Alex Amelines is an award-winning animator from Colombia, who has been based in the UK since 2000. He has worked with many high-profile clients on a diverse range of projects, from TV and movies to exhibitions and installations. Alex’s experience covers production, character design, concept development and direction, as well as animation. He is passionate about education and using animation as a medium for bringing knowledge and understanding to people, especially younger generations. Alex’s website, Amazing Things Happen, brings together the films he has created so far to help people better understand neurodivergence, e.g. autism and dyslexia, and bring about greater acceptance.
Here, Alex talks about the Amazing Things Happen project…
Back in 2017, I released an animation that aimed to explain autism to non-autistic children. It was a personal project which took me two years to complete, working in my spare time or whenever my workload allowed.
It all started at my kids’ school. They were having a school-wide assembly, which opened my eyes to the importance of demystifying something like autism. In my eyes, if everyone has a greater understanding of autism, the barriers for autistic children are knocked down before they’re even up. I approached the school’s SENCO and suggested we work together to develop a short animation about it. It proved much harder than we thought, but we kept at it. I even reached out to Professor Tony Attwood, who generously gave us feedback on the project. However, we had no idea of the kind of success it would turn into.

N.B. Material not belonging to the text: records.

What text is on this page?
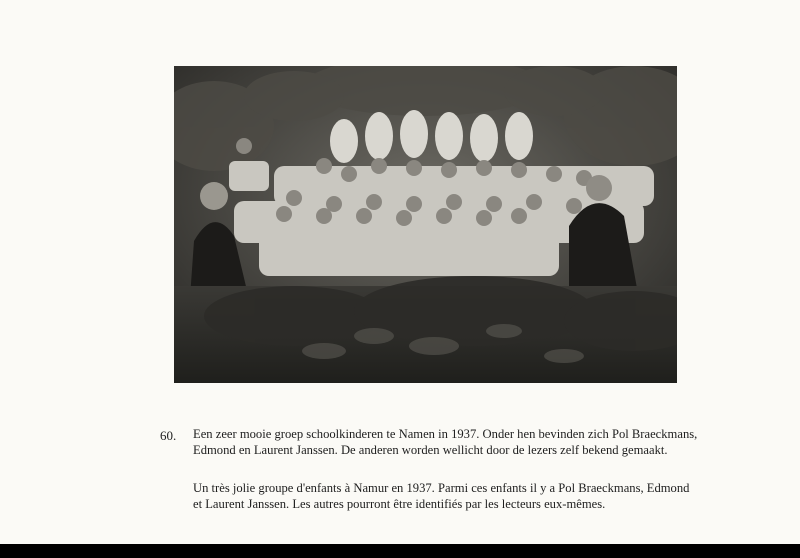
60. Een zeer mooie groep schoolkinderen te Namen in 1937. Onder hen bevinden zich Pol Braeckmans, Edmond en Laurent Janssen. De anderen worden wellicht door de lezers zelf bekend gemaakt.

Un très jolie groupe d'enfants à Namur en 1937. Parmi ces enfants il y a Pol Braeckmans, Edmond et Laurent Janssen. Les autres pourront être identifiés par les lecteurs eux-mêmes.
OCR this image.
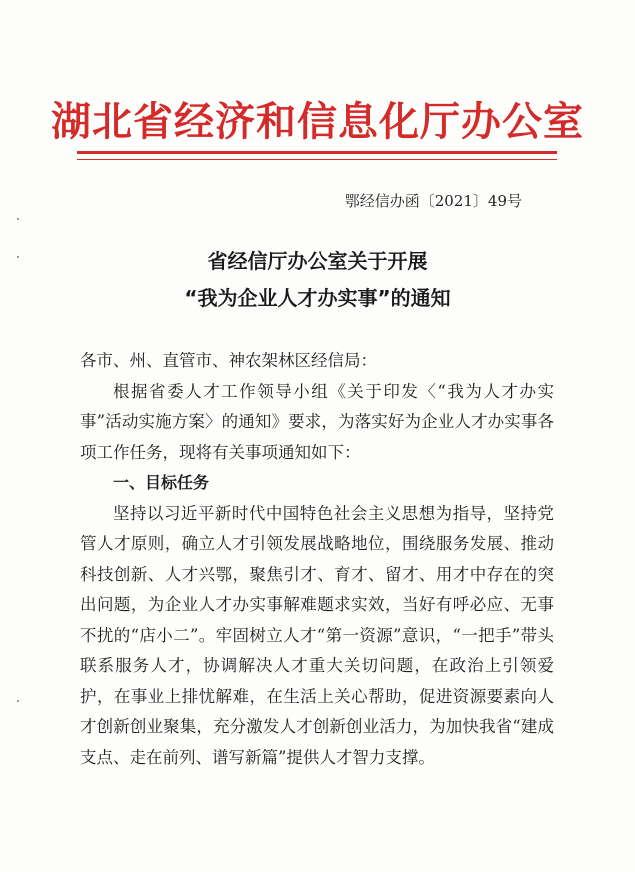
湖北省经济和信息化厅办公室
鄂经信办函〔2021〕49号
省经信厅办公室关于开展
“我为企业人才办实事”的通知

各市、州、直管市、神农架林区经信局：

根据省委人才工作领导小组《关于印发〈“我为人才办实事”活动实施方案〉的通知》要求，为落实好为企业人才办实事各项工作任务，现将有关事项通知如下：

一、目标任务

坚持以习近平新时代中国特色社会主义思想为指导，坚持党管人才原则，确立人才引领发展战略地位，围绕服务发展、推动科技创新、人才兴鄂，聚焦引才、育才、留才、用才中存在的突出问题，为企业人才办实事解难题求实效，当好有呼必应、无事不扰的“店小二”。牢固树立人才“第一资源”意识，“一把手”带头联系服务人才，协调解决人才重大关切问题，在政治上引领爱护，在事业上排忧解难，在生活上关心帮助，促进资源要素向人才创新创业聚集，充分激发人才创新创业活力，为加快我省“建成支点、走在前列、谱写新篇”提供人才智力支撑。
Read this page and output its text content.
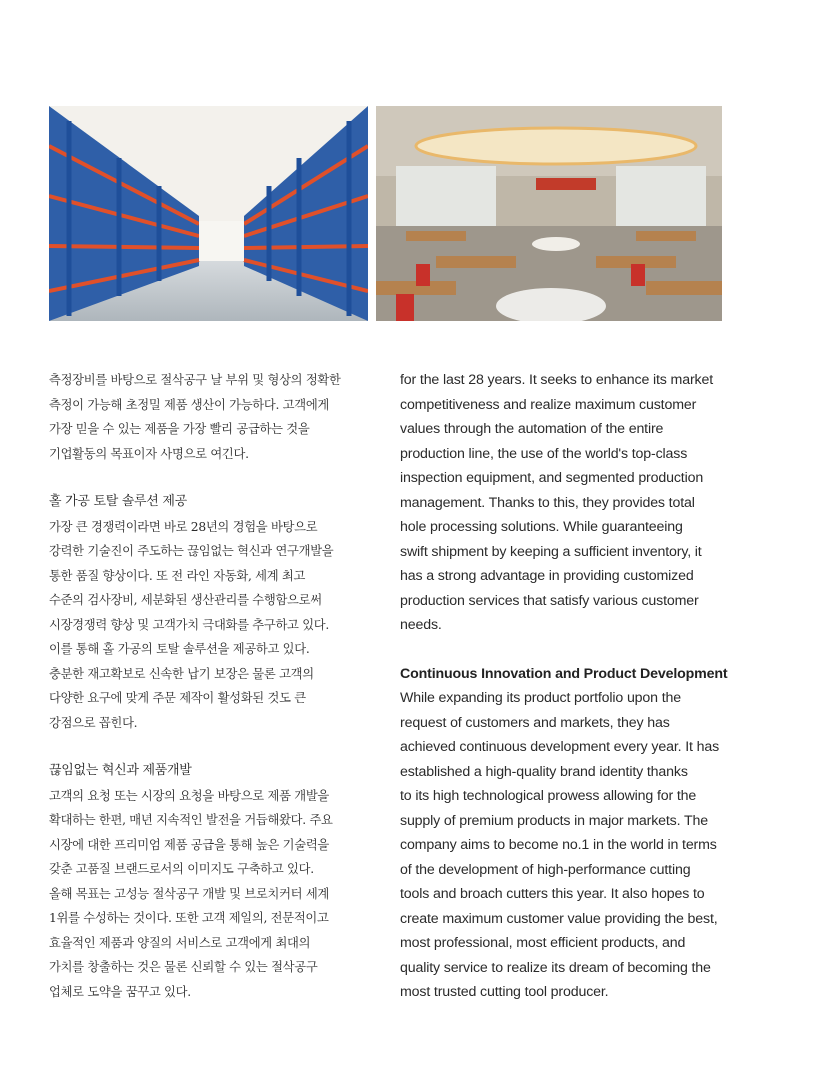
측정장비를 바탕으로 절삭공구 날 부위 및 형상의 정확한
측정이 가능해 초정밀 제품 생산이 가능하다. 고객에게
가장 믿을 수 있는 제품을 가장 빨리 공급하는 것을
기업활동의 목표이자 사명으로 여긴다.

홀 가공 토탈 솔루션 제공

가장 큰 경쟁력이라면 바로 28년의 경험을 바탕으로
강력한 기술진이 주도하는 끊임없는 혁신과 연구개발을
통한 품질 향상이다. 또 전 라인 자동화, 세계 최고
수준의 검사장비, 세분화된 생산관리를 수행함으로써
시장경쟁력 향상 및 고객가치 극대화를 추구하고 있다.
이를 통해 홀 가공의 토탈 솔루션을 제공하고 있다.
충분한 재고확보로 신속한 납기 보장은 물론 고객의
다양한 요구에 맞게 주문 제작이 활성화된 것도 큰
강점으로 꼽힌다.

끊임없는 혁신과 제품개발

고객의 요청 또는 시장의 요청을 바탕으로 제품 개발을
확대하는 한편, 매년 지속적인 발전을 거듭해왔다. 주요
시장에 대한 프리미엄 제품 공급을 통해 높은 기술력을
갖춘 고품질 브랜드로서의 이미지도 구축하고 있다.
올해 목표는 고성능 절삭공구 개발 및 브로치커터 세계
1위를 수성하는 것이다. 또한 고객 제일의, 전문적이고
효율적인 제품과 양질의 서비스로 고객에게 최대의
가치를 창출하는 것은 물론 신뢰할 수 있는 절삭공구
업체로 도약을 꿈꾸고 있다.

for the last 28 years. It seeks to enhance its market
competitiveness and realize maximum customer
values through the automation of the entire
production line, the use of the world's top-class
inspection equipment, and segmented production
management. Thanks to this, they provides total
hole processing solutions. While guaranteeing
swift shipment by keeping a sufficient inventory, it
has a strong advantage in providing customized
production services that satisfy various customer
needs.

Continuous Innovation and Product Development

While expanding its product portfolio upon the
request of customers and markets, they has
achieved continuous development every year. It has
established a high-quality brand identity thanks
to its high technological prowess allowing for the
supply of premium products in major markets. The
company aims to become no.1 in the world in terms
of the development of high-performance cutting
tools and broach cutters this year. It also hopes to
create maximum customer value providing the best,
most professional, most efficient products, and
quality service to realize its dream of becoming the
most trusted cutting tool producer.
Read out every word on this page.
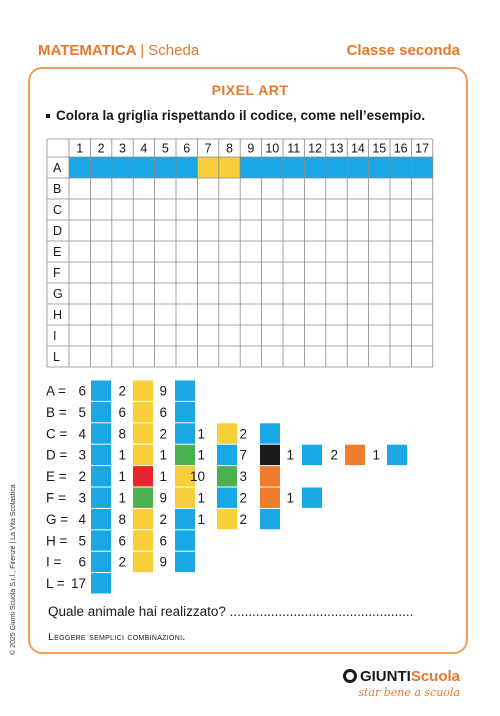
MATEMATICA | Scheda	Classe seconda
PIXEL ART
Colora la griglia rispettando il codice, come nell’esempio.
1 2 3 4 5 6 7 8 9 10 11 12 13 14 15 16 17
A
B
C
D
E
F
G
H
I
L
A = 6 2 9
B = 5 6 6
C = 4 8 2 1	2
D = 3 1 1 1	7	1	2	1
E = 2 1 1 10	3
F = 3 1 9 1	2	1
G = 4 8 2 1	2
H = 5 6 6
I = 6 2 9
L = 17
Quale animale hai realizzato? .................................................
Leggere semplici combinazioni.
© 2025 Giunti Scuola S.r.l., Firenze | La Vita Scolastica
GIUNTIScuola
star bene a scuola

When I launched the video in 2017, I was taken aback by the response. In just one week the video gained over a million views. Today, it’s been seen over 70 million times, won awards and been translated into over 33 languages. Since then, I’ve worked on projects with the British Dyslexia Association, Dr. Nancy Doyle (from BBC’s Employable Me), Deborah Brownson MBE (My Autism Plan), BBC Persia and Safe Places National Network.

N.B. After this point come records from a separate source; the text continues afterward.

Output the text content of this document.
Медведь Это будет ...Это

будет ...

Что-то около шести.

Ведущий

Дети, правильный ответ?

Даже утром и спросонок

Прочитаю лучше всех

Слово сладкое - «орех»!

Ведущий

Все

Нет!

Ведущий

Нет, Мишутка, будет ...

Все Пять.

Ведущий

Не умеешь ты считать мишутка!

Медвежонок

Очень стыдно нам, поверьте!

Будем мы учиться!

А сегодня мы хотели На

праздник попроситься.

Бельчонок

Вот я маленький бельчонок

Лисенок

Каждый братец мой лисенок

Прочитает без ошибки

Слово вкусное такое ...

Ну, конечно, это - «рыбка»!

I put all of the videos on the Amazing Things Happen website, which you can view here.
Before making these videos, I felt something was missing. There’s so much more to autism than what I managed to condense in five minutes. I knew more had to be said, but I also knew I wasn’t the best person to say it. The aim of my original animation was to help children to see things from the perspective of children in the spectrum, so I thought it should be them doing the talking, not me. I decided to try a follow-up series bringing to life stories from autistic children. The children would do the talking and I would provide a platform for their voices to be heard. With the help of ADDVance in Hertfordshire, we put out an open call for submissions for parents of autistic children to record themselves interviewing their children.

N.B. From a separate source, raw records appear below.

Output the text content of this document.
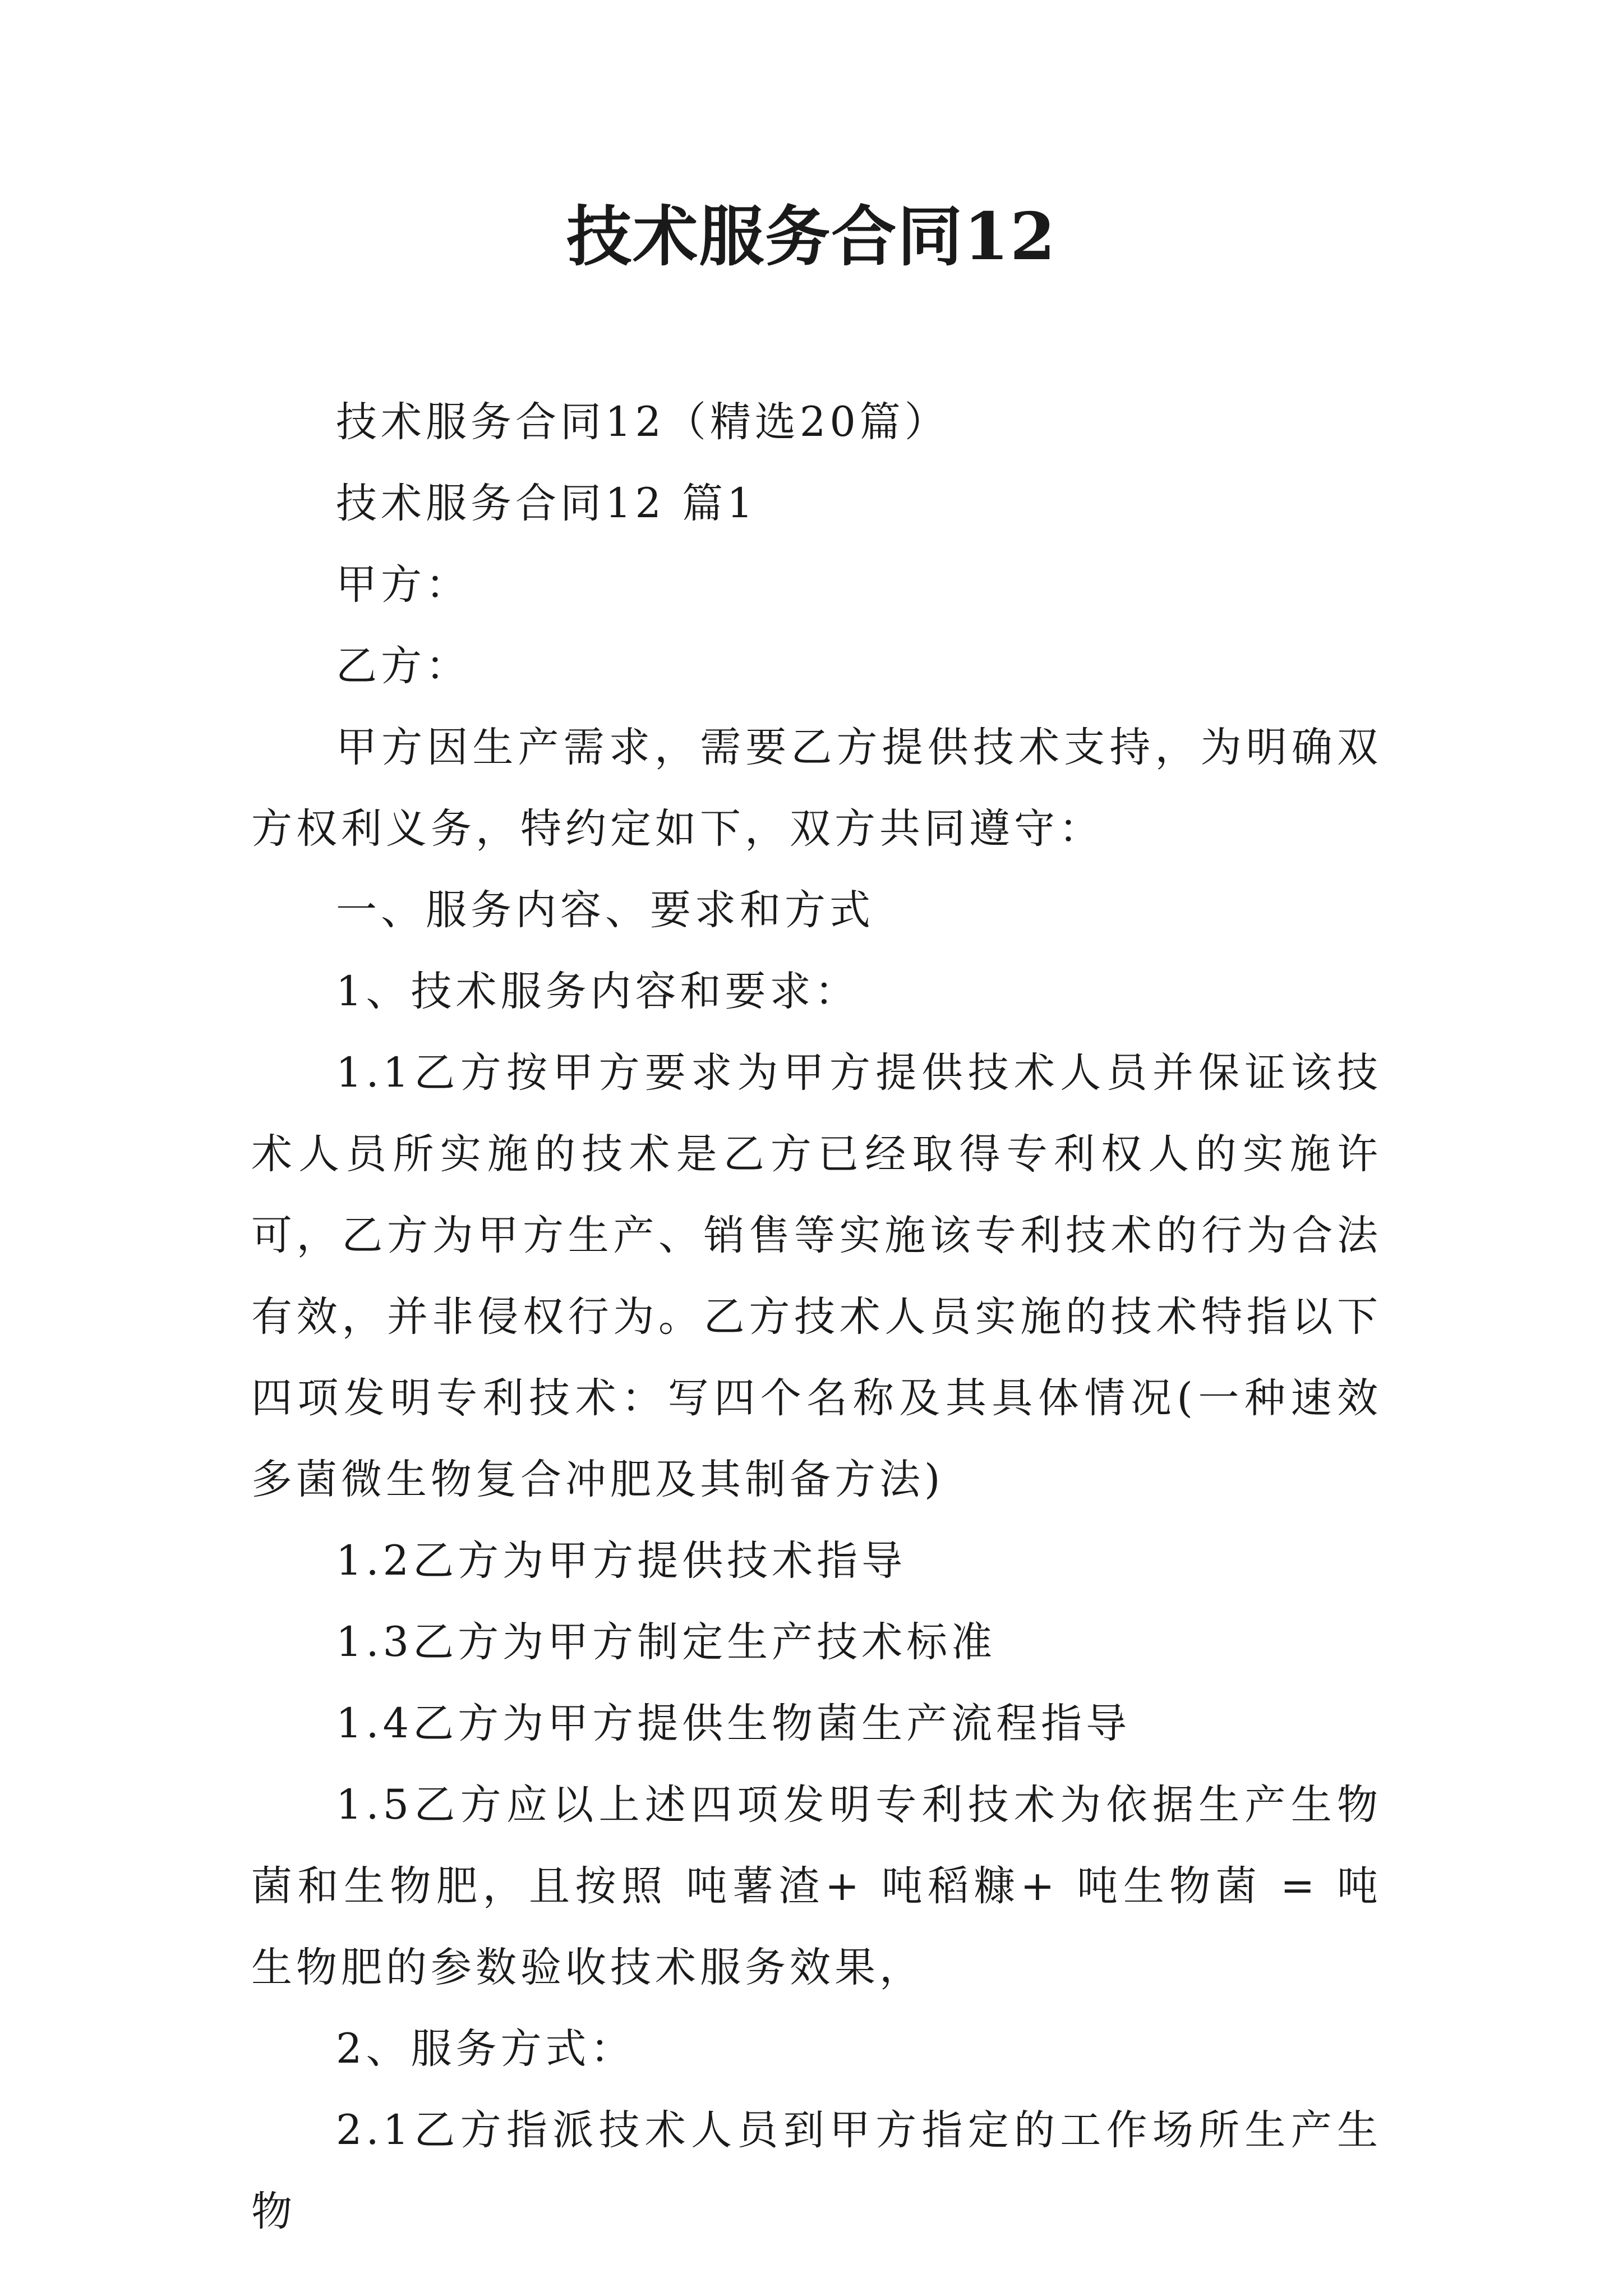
技术服务合同12

技术服务合同12（精选20篇）

技术服务合同12 篇1

甲方：

乙方：

甲方因生产需求，需要乙方提供技术支持，为明确双方权利义务，特约定如下，双方共同遵守：

一、服务内容、要求和方式

1、技术服务内容和要求：

1.1乙方按甲方要求为甲方提供技术人员并保证该技术人员所实施的技术是乙方已经取得专利权人的实施许可，乙方为甲方生产、销售等实施该专利技术的行为合法有效，并非侵权行为。乙方技术人员实施的技术特指以下四项发明专利技术：写四个名称及其具体情况(一种速效多菌微生物复合冲肥及其制备方法)

1.2乙方为甲方提供技术指导

1.3乙方为甲方制定生产技术标准

1.4乙方为甲方提供生物菌生产流程指导

1.5乙方应以上述四项发明专利技术为依据生产生物菌和生物肥，且按照 吨薯渣+ 吨稻糠+ 吨生物菌 = 吨生物肥的参数验收技术服务效果，

2、服务方式：

2.1乙方指派技术人员到甲方指定的工作场所生产生物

Unfortunately, I couldn’t raise the money for a full series. But I received 14 recordings full of valuable insight. I thought it’d be a shame for all that effort to go to waste! So, I was lucky to find a producer and podcast editor who were both passionate about the topic. They spent several months transcribing and editing the interviews into a five minute episode, which became the next animated instalment in the series.
I’m currently fundraising to help speed up the animation process and allow me to compensate those who have been so generous with their time and skills. Once finished, the animation will be made available online under a Creative Commons License. The intention is to make this content easily accessible so that it can be shared across the world and hopefully help provide non-autistic people with the opportunity to better understand the autism experience.